Normally you can find the log in /var/log/elasticsearch, but I can't find them if I run elasticsearch in docker...Where can I find them?

When you start dockerized elasticsearch then the logs are written inside the docker container. They are still at /var/log/elasticsearch. To see the log either you need to login to the docker container or you can expose those internal folder to your host when starting the docker container. Read more at https://docs.docker.com/engine/admin/volumes/volumes/

for example:

docker run -v /path/on/my/host:/var/log/elasticsearch ${any other necessary docker params like ports} ${es_docker_image}

If you install elasticsearch as a service, you can update by apt update, but how about docker? Can you update as well?

read more about elasticsearch docker at https://www.elastic.co/guide/en/elasticsearch/reference/current/docker.html and general upgrade guidelines at https://www.elastic.co/guide/en/elasticsearch/reference/current/setup-upgrade.html

Actually all the nodes are VMs, so if I install docker, would it be counter intuitive?

Generally, you should have one type of elasticsearch node per VM. For example, you can have a dedicated VM for running data node docker, client node docker or master node docker. The size of the VM can vary. Master node VM can be 2 vcpu and 4gb RAM machines... data and client should be larger (depending on your use case). For example, we use 8vcpu and 32gb RAM machines.

Is it better to combine few data nodes docker inside one single server, or separate them as one dedicated nodes?

Hosting multiple VMs on the same host machine is risky, IMO.. For example, say, you have 3 data nodes with 1 primary shard and 2 replica shards. Each is running in its own VM... but all VMs are hosted on the same blade. If that blade crashes you will lose all the data. Running multiple ES instances inside the same docker container will have similar risks and may be performance penalty too. Thus its recommended that you should run each data node on separate VM and each of those VM should be on different blade. Sometimes, we even go as far as ensuring that the blade itself is on a entirely different rack.

If dedicated, is better to install ES as a service right?

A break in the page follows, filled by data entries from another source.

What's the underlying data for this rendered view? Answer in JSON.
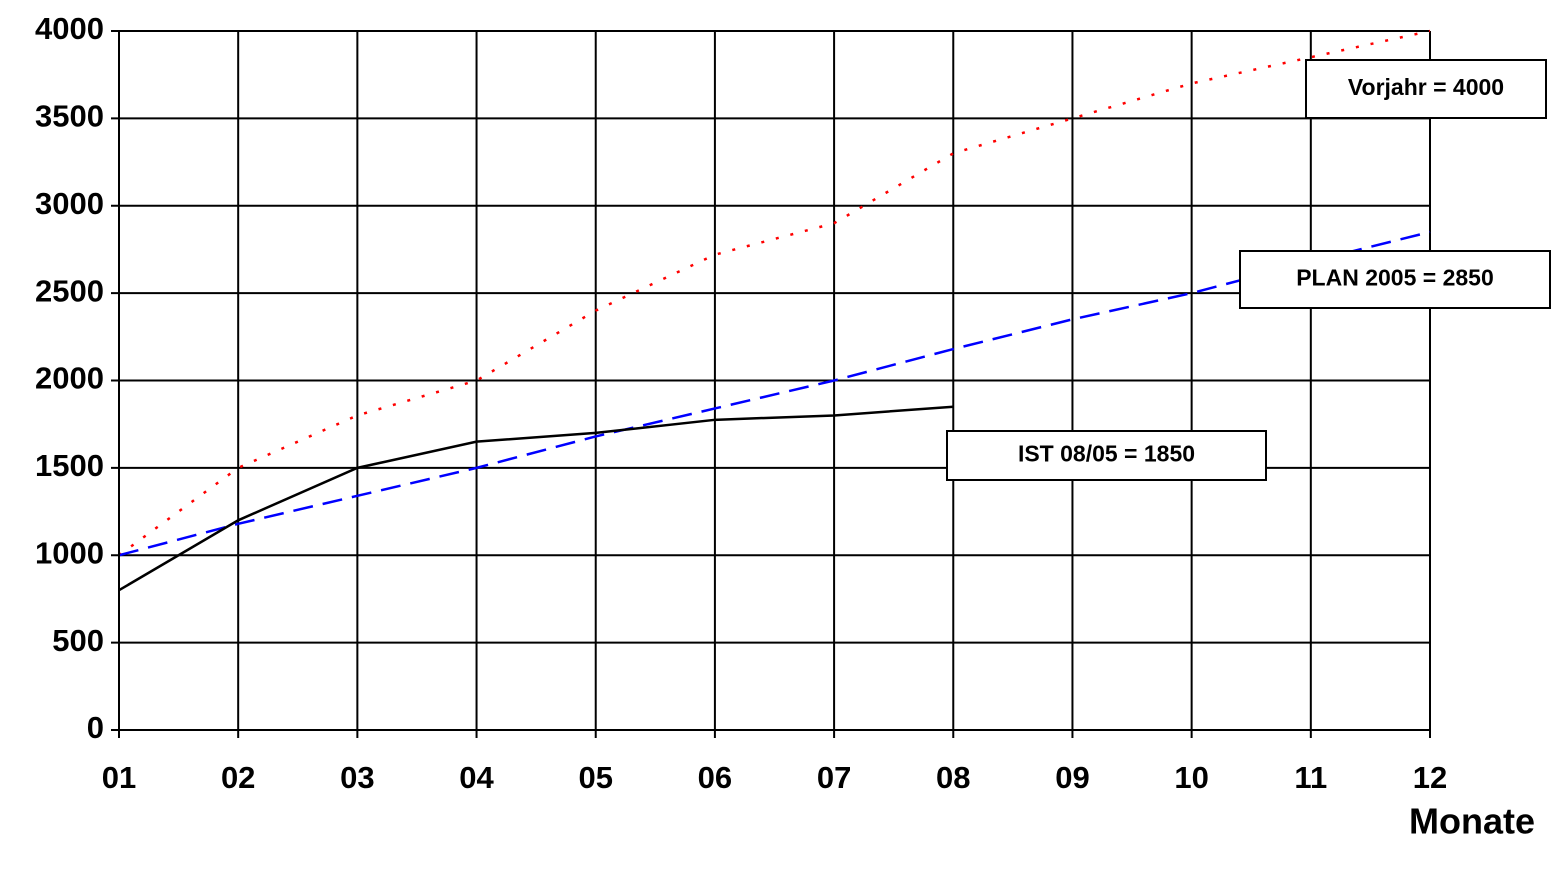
{
  "chart_data": {
    "type": "line",
    "x_label": "Monate",
    "categories": [
      "01",
      "02",
      "03",
      "04",
      "05",
      "06",
      "07",
      "08",
      "09",
      "10",
      "11",
      "12"
    ],
    "series": [
      {
        "name": "Vorjahr = 4000",
        "color": "#ff0000",
        "style": "dotted",
        "values": [
          1000,
          1500,
          1800,
          2000,
          2400,
          2720,
          2900,
          3300,
          3500,
          3700,
          3850,
          4000
        ]
      },
      {
        "name": "PLAN 2005 = 2850",
        "color": "#0000ff",
        "style": "dashed",
        "values": [
          1000,
          1180,
          1340,
          1500,
          1680,
          1840,
          2000,
          2180,
          2350,
          2500,
          2680,
          2850
        ]
      },
      {
        "name": "IST 08/05 = 1850",
        "color": "#000000",
        "style": "solid",
        "values": [
          800,
          1200,
          1500,
          1650,
          1700,
          1775,
          1800,
          1850,
          null,
          null,
          null,
          null
        ]
      }
    ],
    "ylim": [
      0,
      4000
    ],
    "yticks": [
      0,
      500,
      1000,
      1500,
      2000,
      2500,
      3000,
      3500,
      4000
    ],
    "grid": true
  }
}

In general, docker should be run as a service. This will ensure that if that sever had to restart after planned maintenance or otherwise then the docker daemon will be started too and thus the underlying containers too will get started. Otherwise you will have to manually manage the startup...

Hope the above helps.


(Tay Eng Soon) #3

Thanks for the detailed and informative reply!

For now I will make your reply as answer!